With this conviction, Frenkel wants to transfer not only his love for mathematics but he also wants to show us the beauty of the mathematics that he is devoting most of his life to, and not just the "fence painting" bits. Of course reading this book will not make you a mathematician, but he succeeds by describing his life (at least the part related to his mathematical career) and gradually taking the reader along in his conquest of the mathematics he needed. So he explains symmetries, groups, finite fields, SU(3), manifolds, Galois groups, Lie algebras, sheaves, supersymmetry, strings, branes, etc. All things that are far beyond the low-fi kind of math that one usually finds in popular science books. Of course this is not easy, but I can imagine that his charismatic account will make some readers regret that they are not mathematicians, rather than the usual conviction that mathematics is a natural habitat where only nerds can survive. Many of the more technical details are removed from the main body as (sometimes quite extensive) notes that are collected at the end of the book. For a mathematical reader, they are of course useful, but others may want to skip them and still follow the essence of Frenkel's Conquest of Paradise.
But Frenkel is not only a mathematician. The last chapter of the book is still about mathematics and love, but now revealing the artistic talents of Frenkel. After a visit to Paris, he got the idea to make a film about math. With his neighbour, the author T. Farber, he wrote a screen-play called The two-body problem about two men in the South of France, one is a writer, the other a mathematician. They exchange their experiences, their passion for their profession and for women.

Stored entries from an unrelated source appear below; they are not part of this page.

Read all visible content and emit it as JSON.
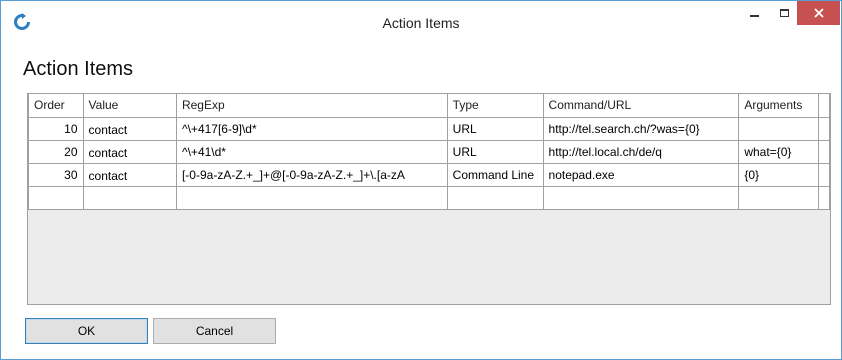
{
  "window": {
    "title": "Action Items",
    "accent": "#5a9fd4",
    "close_color": "#c75050",
    "icons": {
      "app": "refresh-icon",
      "minimize": "minimize-icon",
      "maximize": "maximize-icon",
      "close": "close-icon"
    }
  },
  "heading": "Action Items",
  "grid": {
    "columns": [
      "Order",
      "Value",
      "RegExp",
      "Type",
      "Command/URL",
      "Arguments"
    ],
    "rows": [
      {
        "order": "10",
        "value": "contact",
        "regexp": "^\\+417[6-9]\\d*",
        "type": "URL",
        "command": "http://tel.search.ch/?was={0}",
        "arguments": ""
      },
      {
        "order": "20",
        "value": "contact",
        "regexp": "^\\+41\\d*",
        "type": "URL",
        "command": "http://tel.local.ch/de/q",
        "arguments": "what={0}"
      },
      {
        "order": "30",
        "value": "contact",
        "regexp": "[-0-9a-zA-Z.+_]+@[-0-9a-zA-Z.+_]+\\.[a-zA",
        "type": "Command Line",
        "command": "notepad.exe",
        "arguments": "{0}"
      }
    ]
  },
  "buttons": {
    "ok": "OK",
    "cancel": "Cancel"
  }
}
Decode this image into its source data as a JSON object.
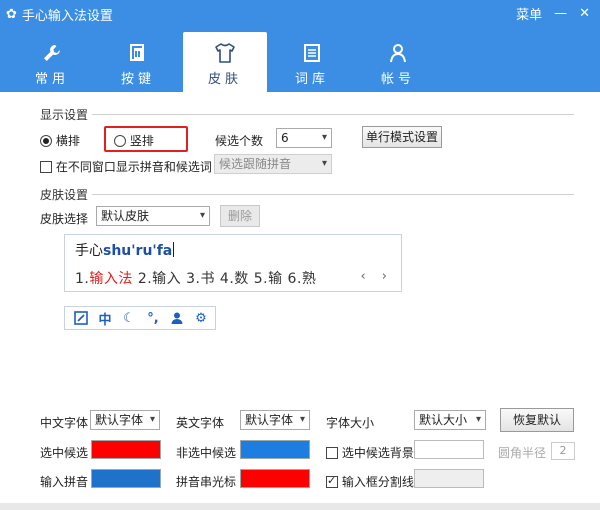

It was published as a book in 2010. Before starting on the movie project, he wanted to get some cinematographic experience at a smaller scale and decided to produce a short movie. During another visit to France, he joined in with Reine Graves, a young film director. Inspired by a Japanese film of Y. Mishima Rites of Love and Death in which a lieutenant commits a ritual suicide together with his wife. Frenkel and Graves imitate the movie more or less. It shows a man (Frenkel) and a women (K.I. May) with in the back a poster with the text istina (Russian for truth). The man tattoos a mathematical formula (the formula of love) on the body of the women. The film is called Rites of Love and Math. It was well received, and you will find pictures on the Web of Frenkel teaching in Berkeley, but also where he shows up at the Cannes film festival. In fact by different media, Frenkel tries to transmit the same message: a mathematical formula or mathematics in general can be a thrilling thing of beauty, it can give you goose bumps, one may fall in love with it, it represents the ultimate truth, and it is worth committing your life to. The return you get from it is overwhelming.
One final remark. It is of course a side remark after Frenkel's plea for beauty, but I do not think that the cover design of the book is a success. It shows text in slightly tilted rectangles on a background image that is a detail of Van Gogh's The Starry Night painting. The symbolism is obviously well chosen, but it looks terribly chaotic, and I would have preferred a more stylish design representing the mathematical purity and beauty of its contents.